Time is running out.  We have 12 years left to transition to renewable energy. Public comments are due by October 26th.”


“My name is Anais Tuepker, I am the Interim Co-Executive Director of 350PDX as well as a public health researcher, and I am appalled that, at this moment in history the EPA is considering weakening standards on greenhouse gas emissions as proposed in the Safer Affordable Fuel Efficient (SAFE) Vehicles Rule and the Affordable Clean Energy (ACE) Rule. In health policy analysis, we’ve learned to be wary of pure cost analyses, because the cheapest health care, viewed narrowly enough, is no health care. That option is certainly cheap, and if you don’t count the costs of people being sick, unable to work, and dying prematurely – if you just keep all those things out of your analysis of costs and don’t consider the goal of health – it’s very “efficient.” 
The EPA‘s arguments for the proposed regulatory changes are just as ridiculous, just as disingenuous, and just as deadly. in these new proposals EPA focuses inappropriately on allowing individual car drivers/consumers (in the case of SAFE) and industrial polluters (in the case of ACE) to generate more greenhouse gas emissions and toxic emissions, because essentially lower prices and higher efficiency will allow them to pollute not just as much, but even more than currently, without higher costs to themselves.

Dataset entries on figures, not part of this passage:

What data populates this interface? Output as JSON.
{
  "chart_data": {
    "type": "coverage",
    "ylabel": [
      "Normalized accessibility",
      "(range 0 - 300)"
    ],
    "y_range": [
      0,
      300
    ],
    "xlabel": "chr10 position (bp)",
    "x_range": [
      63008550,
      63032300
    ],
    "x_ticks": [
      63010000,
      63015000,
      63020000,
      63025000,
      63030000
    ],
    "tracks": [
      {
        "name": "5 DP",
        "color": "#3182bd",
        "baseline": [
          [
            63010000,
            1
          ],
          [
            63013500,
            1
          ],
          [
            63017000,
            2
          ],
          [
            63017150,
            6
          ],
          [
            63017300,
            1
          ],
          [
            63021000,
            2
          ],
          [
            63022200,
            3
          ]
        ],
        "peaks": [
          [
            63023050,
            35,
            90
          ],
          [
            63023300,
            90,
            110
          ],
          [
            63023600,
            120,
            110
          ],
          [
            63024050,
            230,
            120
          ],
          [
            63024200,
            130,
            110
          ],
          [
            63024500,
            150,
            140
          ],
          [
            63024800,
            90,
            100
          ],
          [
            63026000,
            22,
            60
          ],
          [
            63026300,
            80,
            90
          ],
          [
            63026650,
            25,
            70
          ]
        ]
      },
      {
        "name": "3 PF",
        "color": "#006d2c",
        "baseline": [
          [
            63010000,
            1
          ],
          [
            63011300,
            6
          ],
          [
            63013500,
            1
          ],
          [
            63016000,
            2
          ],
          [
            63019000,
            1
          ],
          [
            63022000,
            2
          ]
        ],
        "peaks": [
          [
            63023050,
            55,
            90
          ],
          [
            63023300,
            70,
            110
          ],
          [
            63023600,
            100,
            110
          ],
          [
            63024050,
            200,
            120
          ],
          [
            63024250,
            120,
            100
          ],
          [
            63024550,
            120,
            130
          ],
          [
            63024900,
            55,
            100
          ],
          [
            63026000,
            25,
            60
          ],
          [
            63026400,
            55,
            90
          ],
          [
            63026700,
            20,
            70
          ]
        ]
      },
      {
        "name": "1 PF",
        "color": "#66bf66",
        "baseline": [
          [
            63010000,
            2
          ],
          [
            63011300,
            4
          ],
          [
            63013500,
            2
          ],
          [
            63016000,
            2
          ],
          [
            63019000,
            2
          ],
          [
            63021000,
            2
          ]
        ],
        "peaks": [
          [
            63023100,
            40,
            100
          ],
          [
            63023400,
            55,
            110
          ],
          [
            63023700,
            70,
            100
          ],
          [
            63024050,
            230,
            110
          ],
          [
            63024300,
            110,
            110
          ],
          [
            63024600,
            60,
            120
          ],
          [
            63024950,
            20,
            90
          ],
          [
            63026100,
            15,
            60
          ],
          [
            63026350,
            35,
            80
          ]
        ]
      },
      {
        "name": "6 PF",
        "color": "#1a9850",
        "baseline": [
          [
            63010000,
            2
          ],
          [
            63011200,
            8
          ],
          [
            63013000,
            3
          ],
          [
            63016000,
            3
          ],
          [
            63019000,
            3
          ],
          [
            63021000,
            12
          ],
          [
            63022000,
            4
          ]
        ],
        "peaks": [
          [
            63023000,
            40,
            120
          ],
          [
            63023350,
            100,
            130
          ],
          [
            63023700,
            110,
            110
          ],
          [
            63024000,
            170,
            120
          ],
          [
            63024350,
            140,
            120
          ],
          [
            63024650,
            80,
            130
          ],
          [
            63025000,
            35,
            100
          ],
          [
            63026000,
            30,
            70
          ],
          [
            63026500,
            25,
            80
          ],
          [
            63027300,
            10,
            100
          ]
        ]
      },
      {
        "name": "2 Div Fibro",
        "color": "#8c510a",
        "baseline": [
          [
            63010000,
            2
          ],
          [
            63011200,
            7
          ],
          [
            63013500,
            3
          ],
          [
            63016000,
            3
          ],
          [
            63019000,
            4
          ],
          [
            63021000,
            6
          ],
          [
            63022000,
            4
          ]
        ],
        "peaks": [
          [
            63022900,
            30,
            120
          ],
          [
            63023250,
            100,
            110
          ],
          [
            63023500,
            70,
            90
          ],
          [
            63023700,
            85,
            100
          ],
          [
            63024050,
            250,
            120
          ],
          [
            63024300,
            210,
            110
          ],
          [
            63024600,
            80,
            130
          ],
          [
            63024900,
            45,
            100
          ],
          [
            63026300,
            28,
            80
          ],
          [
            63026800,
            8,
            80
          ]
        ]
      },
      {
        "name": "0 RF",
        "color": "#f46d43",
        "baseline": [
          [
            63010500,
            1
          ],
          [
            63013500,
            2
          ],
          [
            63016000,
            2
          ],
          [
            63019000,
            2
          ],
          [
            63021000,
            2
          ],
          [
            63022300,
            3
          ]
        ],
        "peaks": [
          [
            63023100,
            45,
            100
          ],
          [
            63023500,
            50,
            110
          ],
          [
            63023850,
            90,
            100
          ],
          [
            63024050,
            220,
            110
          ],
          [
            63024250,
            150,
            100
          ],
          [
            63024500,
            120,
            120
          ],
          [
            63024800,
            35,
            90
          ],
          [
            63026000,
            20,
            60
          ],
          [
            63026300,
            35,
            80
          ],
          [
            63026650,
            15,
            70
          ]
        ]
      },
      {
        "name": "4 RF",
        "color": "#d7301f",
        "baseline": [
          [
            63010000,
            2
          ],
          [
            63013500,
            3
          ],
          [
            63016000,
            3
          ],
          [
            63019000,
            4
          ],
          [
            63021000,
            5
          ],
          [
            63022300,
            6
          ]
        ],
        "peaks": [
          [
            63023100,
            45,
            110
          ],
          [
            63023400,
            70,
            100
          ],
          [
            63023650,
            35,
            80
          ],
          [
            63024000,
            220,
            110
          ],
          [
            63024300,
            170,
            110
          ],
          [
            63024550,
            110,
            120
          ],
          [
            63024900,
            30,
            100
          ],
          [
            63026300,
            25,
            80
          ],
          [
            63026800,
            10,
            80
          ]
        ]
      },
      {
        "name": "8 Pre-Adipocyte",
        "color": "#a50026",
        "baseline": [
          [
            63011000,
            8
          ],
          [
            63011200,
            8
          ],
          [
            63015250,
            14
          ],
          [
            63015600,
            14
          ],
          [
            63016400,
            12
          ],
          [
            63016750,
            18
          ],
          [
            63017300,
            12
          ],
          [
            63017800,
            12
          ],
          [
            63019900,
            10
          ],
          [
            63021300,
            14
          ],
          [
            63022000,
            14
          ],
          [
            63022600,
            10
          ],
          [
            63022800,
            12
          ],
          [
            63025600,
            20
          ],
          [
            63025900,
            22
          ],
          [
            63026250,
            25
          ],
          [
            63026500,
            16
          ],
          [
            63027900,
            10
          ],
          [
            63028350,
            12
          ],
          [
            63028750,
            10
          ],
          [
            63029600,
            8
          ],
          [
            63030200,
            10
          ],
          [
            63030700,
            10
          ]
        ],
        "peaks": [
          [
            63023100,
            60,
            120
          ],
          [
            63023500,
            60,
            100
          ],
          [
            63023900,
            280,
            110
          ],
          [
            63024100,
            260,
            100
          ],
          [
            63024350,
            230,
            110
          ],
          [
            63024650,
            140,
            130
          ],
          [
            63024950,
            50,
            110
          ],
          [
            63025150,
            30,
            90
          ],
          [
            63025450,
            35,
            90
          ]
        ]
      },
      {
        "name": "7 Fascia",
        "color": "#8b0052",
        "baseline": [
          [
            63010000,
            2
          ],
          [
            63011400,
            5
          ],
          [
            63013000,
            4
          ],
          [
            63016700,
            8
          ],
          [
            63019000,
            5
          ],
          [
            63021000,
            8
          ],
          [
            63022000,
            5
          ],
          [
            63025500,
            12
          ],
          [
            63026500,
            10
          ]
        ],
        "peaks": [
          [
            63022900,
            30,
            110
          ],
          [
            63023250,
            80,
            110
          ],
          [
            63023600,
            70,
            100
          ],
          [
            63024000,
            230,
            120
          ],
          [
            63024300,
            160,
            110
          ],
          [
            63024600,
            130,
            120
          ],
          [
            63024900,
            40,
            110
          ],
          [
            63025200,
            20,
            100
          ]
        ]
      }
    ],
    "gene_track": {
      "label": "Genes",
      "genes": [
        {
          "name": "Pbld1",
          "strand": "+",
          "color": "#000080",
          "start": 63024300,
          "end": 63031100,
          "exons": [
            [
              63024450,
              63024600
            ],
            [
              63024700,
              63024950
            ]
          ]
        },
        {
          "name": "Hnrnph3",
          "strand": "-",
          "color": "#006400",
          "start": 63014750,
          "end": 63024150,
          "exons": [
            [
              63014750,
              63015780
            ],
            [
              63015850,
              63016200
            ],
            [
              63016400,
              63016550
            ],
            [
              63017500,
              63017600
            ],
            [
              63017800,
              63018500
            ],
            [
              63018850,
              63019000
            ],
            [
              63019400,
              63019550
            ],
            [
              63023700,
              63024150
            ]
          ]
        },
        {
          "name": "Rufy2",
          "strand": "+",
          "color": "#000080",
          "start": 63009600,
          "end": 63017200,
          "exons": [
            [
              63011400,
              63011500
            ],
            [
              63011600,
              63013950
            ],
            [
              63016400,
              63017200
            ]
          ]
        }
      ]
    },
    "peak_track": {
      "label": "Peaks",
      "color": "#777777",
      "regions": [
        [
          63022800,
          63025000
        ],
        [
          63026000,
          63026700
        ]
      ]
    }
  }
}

In addition, by loosening the rules on when existing power plant modifications need regulation, the proposed changes would weaken existing protections not just against increased greenhouse gas emissions but any and all kinds of toxic air pollution also resulting from such modifications. It’s like EPA is saying, as long as they stay within their budgets, we have to let them pollute as much as they can. But there is a global CO2 emissions budget EPA is  ignoring, and on that budget we are already far into the red. The report released last week by the UN Intergovernmental Panel on Climate Change (IPCC) took a strong stand in telling the world what we need to do to avoid catastrophic climate disruption. Global CO2 emissions are going to have to be cut by 45% by 2030, and we’ll need to have transitioned to a zero-emissions economy by 2050. What’s encouraging is that the report also lays out ways in which the required rapid change is technically feasible. This is absolutely not the moment for either fatalism or pandering to short-term private interests. It is unconscionable that the EPA seeks now to set aside its legal obligations to set standards in line with the science and with the public interest.  The proposed changes violate EPA‘s responsibilities and should not be allowed. 
Thank you for the opportunity to submit comments.”